Being young today often seems to hold more fear than hope. This atmosphere of despondency is particularly prevalent in the largest juvenile correctional facility in the Balkans, where Jovan Todorovic and his crew filmed the lives of the minors that have been forgotten and sidelined by Serbian society. Juvenile, which we're premiering on Dazed, documents life within a correctional facility for the young adults and children who've been sent there. For these young people, who range in age from 14-23, the outside world can recede into an unfamiliar place – particularly given that the longest court sentence that can be imposed is four years, a lifetime for any restless young person who dreams of freedom.
Juvenile communicates the monotony and hopelessness of a life lived removed from the outside world whilst showing how youth is a universal concept, with the hopes and fears of the minors within the facility being no different to those who live outside of it. But for all that the subject matter might appear at first bleak – particularly given the uncompromising visuals of the post-Soviet correctional facility itself – Juvenile is a hopeful film. Watching it, you believe that there might be a positive resolution and some sort of redemption for these teenagers, many of whom hold on to religion as a way of processing the reality of their life within the centre.

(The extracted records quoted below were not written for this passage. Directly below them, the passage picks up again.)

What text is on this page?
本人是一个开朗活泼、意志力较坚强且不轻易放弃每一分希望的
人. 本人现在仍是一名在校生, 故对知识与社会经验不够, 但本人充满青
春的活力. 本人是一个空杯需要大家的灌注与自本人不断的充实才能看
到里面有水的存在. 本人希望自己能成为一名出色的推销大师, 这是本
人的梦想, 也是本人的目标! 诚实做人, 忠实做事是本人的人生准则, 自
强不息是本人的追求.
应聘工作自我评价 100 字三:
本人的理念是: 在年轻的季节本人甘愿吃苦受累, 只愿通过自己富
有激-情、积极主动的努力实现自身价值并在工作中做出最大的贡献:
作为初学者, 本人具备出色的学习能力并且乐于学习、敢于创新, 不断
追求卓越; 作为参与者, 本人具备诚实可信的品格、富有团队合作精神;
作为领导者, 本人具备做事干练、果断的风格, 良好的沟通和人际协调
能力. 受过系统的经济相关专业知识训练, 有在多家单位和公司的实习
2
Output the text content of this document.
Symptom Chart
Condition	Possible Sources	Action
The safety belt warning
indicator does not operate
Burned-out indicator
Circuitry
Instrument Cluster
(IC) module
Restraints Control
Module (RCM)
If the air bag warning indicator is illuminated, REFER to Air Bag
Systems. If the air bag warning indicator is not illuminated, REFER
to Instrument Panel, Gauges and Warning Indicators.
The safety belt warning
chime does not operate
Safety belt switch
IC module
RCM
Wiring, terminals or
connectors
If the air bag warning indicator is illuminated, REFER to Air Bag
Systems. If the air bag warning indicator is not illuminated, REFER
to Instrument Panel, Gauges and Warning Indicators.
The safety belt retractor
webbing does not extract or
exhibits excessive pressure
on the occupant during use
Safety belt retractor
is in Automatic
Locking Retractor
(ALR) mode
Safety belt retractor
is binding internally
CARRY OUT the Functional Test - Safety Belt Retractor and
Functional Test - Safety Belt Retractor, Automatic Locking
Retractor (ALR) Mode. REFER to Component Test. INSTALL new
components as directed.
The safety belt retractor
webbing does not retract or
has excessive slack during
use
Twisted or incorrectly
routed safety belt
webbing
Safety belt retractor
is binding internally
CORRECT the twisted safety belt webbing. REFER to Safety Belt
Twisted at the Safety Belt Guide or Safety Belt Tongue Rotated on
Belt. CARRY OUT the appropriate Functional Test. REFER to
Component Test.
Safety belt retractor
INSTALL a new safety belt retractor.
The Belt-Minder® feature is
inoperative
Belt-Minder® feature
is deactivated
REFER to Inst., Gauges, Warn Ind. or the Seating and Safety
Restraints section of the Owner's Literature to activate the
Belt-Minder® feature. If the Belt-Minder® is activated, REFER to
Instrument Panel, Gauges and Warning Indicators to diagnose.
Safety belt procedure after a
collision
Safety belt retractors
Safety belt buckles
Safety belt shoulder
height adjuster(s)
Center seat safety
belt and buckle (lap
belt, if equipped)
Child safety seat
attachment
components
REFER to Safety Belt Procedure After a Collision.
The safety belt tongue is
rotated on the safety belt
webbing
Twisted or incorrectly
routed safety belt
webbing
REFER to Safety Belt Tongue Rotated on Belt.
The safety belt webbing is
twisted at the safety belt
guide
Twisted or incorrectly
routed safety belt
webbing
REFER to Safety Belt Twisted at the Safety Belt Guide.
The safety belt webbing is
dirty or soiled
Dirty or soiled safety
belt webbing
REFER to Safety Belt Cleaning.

Though many of the young people portrayed in the film are likely to never fully escape a life of crime, Juvenile maintains a candid and honest approach. This is a film in which the young people are allowed to speak for themselves, given a voice without editorialising and judgement. We see them playing, telling Jesus-as-a-pothead jokes, smoking incessantly (almost all the young people seem to permanently have a cigarette in hand, which underscores the reality that much like those in adult correctional facilities, often there's not much else to do but chainsmoke and dream of the outside world). In order to achieve this closeness with the young people he depicted, Todorovic and his crew spent months living within the facility. By participating in their daily lives and not letting the stories of their past saturate their portrayal in the film, Juvenile connects with the teenagers on a more intimate level. The result is as raw as it is captivating, capturing moments of dejection as much as instances of a faith and hope that even a life within a facility can’t fully extinguish.